Svenja Schulze verkündet die vorläufigen amtlichen Daten zum Treibhausgas-Ausstoß Foto: Bernd von Jutrczenka/dpa

BERLIN taz | Vor zwei Jahren musste SPD-Bundesumweltministerin Svenja Schulze als eine ihrer ersten Amtshandlungen eingestehen: Deutschland werde wohl sein Klimaziel für 2020, minus 40 Prozent Treibhausgase gegenüber 1990, nicht erreichen.

Jetzt sieht das alles rosiger aus: Das Land hat 2019 „nur“ 805 Millionen Tonnen CO2 emittiert, 35,7 Prozent weniger als 1990, erklärte Schulze am Montag. Und aus dem Umweltbundesamt (UBA) heißt es jetzt: „Die 40 Prozent sind bis Ende 2020 erreichbar.“

Grund für diese unerwartete Chance ist eine Mischung aus Politik, Marktwirtschaft und Coronakrise. Die deutschen Treibhausgas-Emissionen sind 2019 um 54 Millionen Tonnen CO2, also 6,3 Prozent, gesunken.

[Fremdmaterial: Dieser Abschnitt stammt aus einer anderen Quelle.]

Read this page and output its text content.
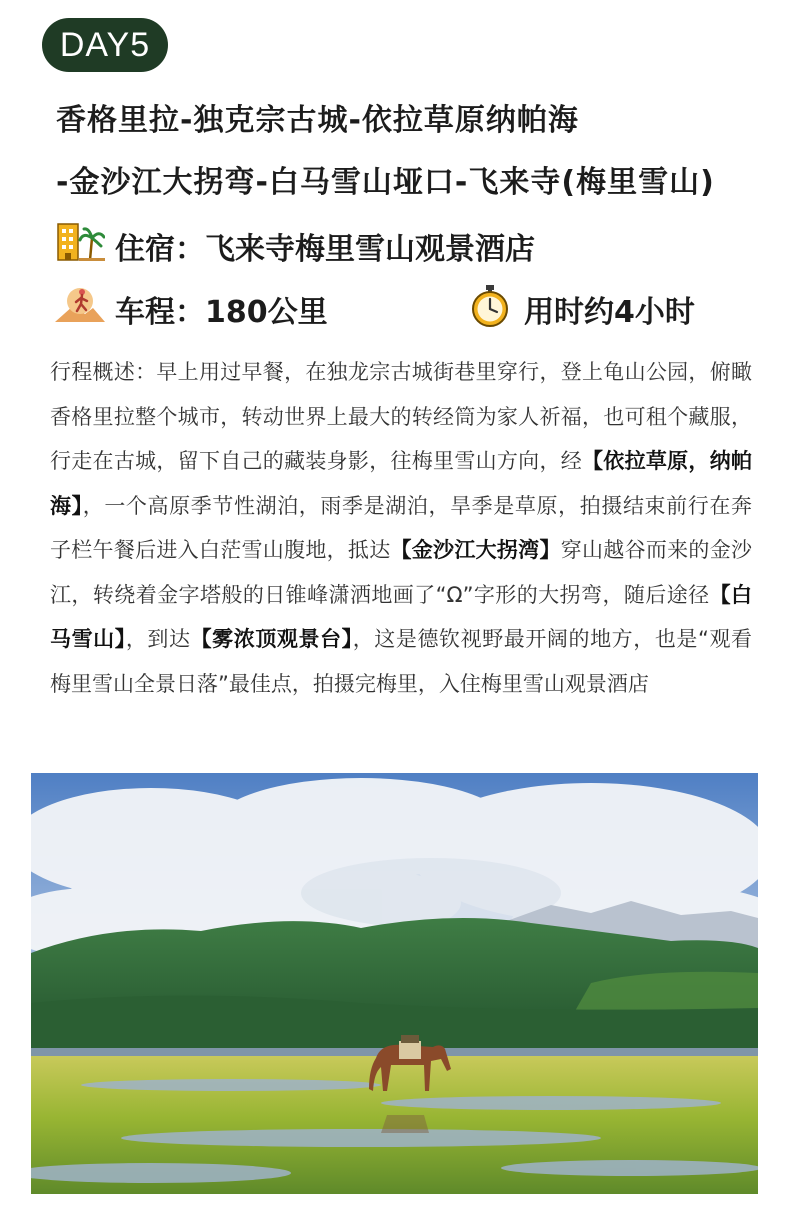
DAY5
香格里拉-独克宗古城-依拉草原纳帕海
-金沙江大拐弯-白马雪山垭口-飞来寺(梅里雪山)
住宿：飞来寺梅里雪山观景酒店
车程：180公里	用时约4小时
行程概述：早上用过早餐，在独龙宗古城街巷里穿行，登上龟山公园，俯瞰香格里拉整个城市，转动世界上最大的转经筒为家人祈福，也可租个藏服，行走在古城，留下自己的藏装身影，往梅里雪山方向，经【依拉草原，纳帕海】，一个高原季节性湖泊，雨季是湖泊，旱季是草原，拍摄结束前行在奔子栏午餐后进入白茫雪山腹地，抵达【金沙江大拐湾】穿山越谷而来的金沙江，转绕着金字塔般的日锥峰潇洒地画了“Ω”字形的大拐弯，随后途径【白马雪山】，到达【雾浓顶观景台】，这是德钦视野最开阔的地方，也是“观看梅里雪山全景日落”最佳点，拍摄完梅里，入住梅里雪山观景酒店
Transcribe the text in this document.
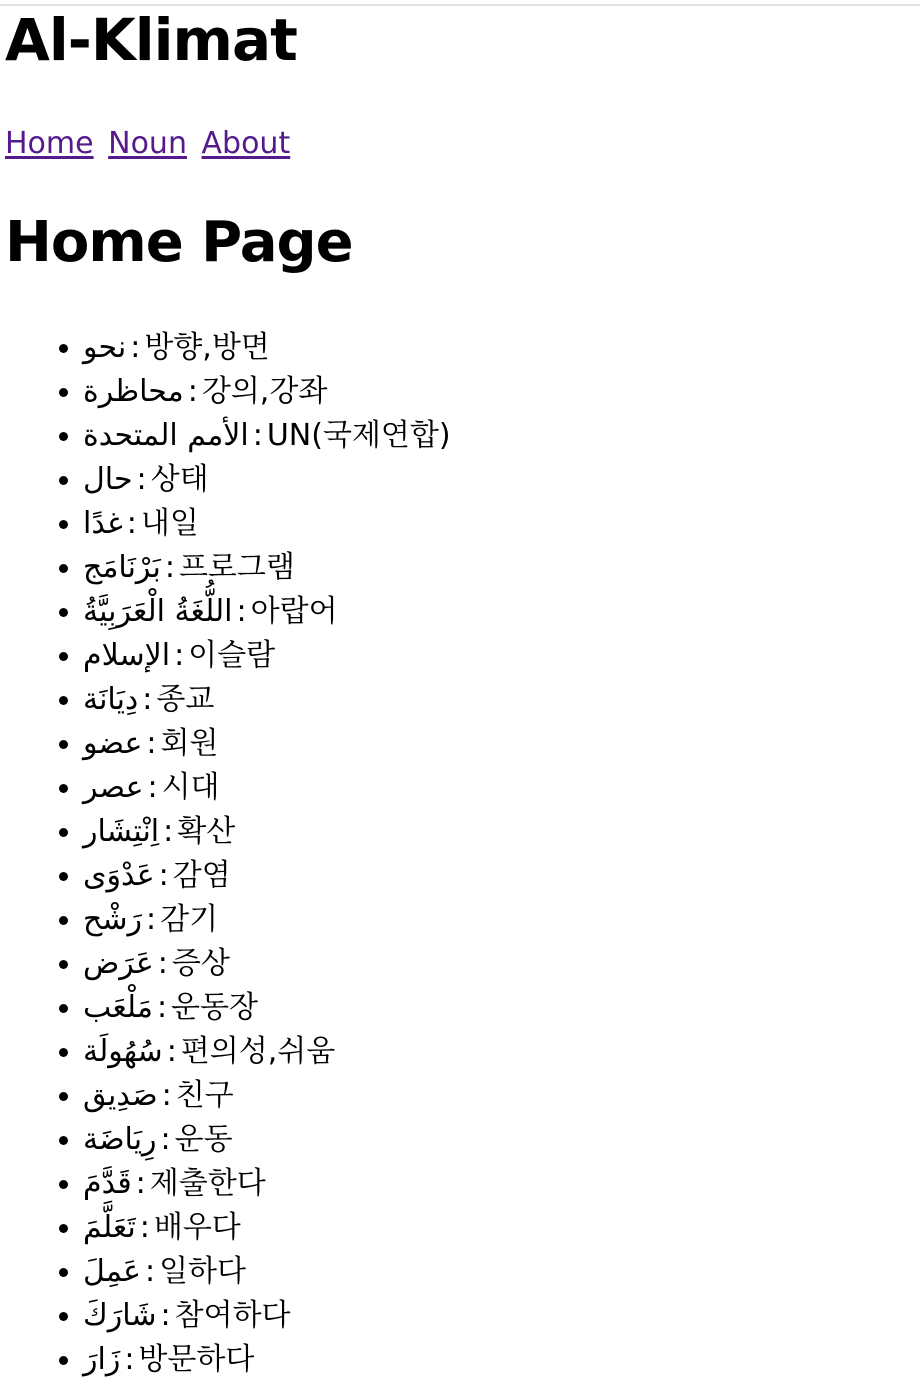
Al-Klimat
Home Noun About
Home Page
نحو : 방향,방면
محاظرة : 강의,강좌
الأمم المتحدة : UN(국제연합)
حال : 상태
غدًا : 내일
بَرْنَامَج : 프로그램
اللُّغَةُ الْعَرَبِيَّةُ : 아랍어
الإسلام : 이슬람
دِيَانَة : 종교
عضو : 회원
عصر : 시대
اِنْتِشَار : 확산
عَدْوَى : 감염
رَشْح : 감기
عَرَض : 증상
مَلْعَب : 운동장
سُهُولَة : 편의성,쉬움
صَدِيق : 친구
رِيَاضَة : 운동
قَدَّمَ : 제출한다
تَعَلَّمَ : 배우다
عَمِلَ : 일하다
شَارَكَ : 참여하다
زَارَ : 방문하다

Nie gesehener CO2-Rückgang

„Nie zuvor hat es in normalen wirtschaftlichen Zeiten einen solchen Rückgang gegeben“, sagte Schulze. Der Grund: Im EU-Emissionshandel haben sich die CO2-Preise fast verdoppelt, Gas war so billig wie lange nicht mehr und verdrängte so die Kohlekraft aus dem Strommix. Dazu kam: Erneuerbare lieferten 42 Prozent des Stroms, weil ordentlich Wind wehte und die Sonne schien.

Den größten Beitrag zur Einsparung erbrachte wie üblich die Energiewirtschaft: fast 17 Prozent weniger Emissionen stehen hier zu Buche. Auch Landwirtschaft (gut 2 Prozent) und Industrie (knapp 4 Prozent) sparten CO2.

Wenig passiert ist dagegen bei den üblichen „Sorgenkindern“ des Klimaschutzes: Der Sektor Gebäude legte mehr als 4 Prozent an Emissionen zu, weil der Winter zwar relativ warm, aber im Vergleich zum Vorjahr etwas kühler war. Und im Verkehr fraßen dickere Autos und mehr Fahrleistung wieder einmal alle Effizienzgewinne, die Emissionen sind so hoch wie 1990. „Wo die Politik gehandelt hat, sind wir auf Kurs“, sagte Schulze. Und meinte: Wo nicht gehandelt wurde, wie im Verkehr, da eben nicht.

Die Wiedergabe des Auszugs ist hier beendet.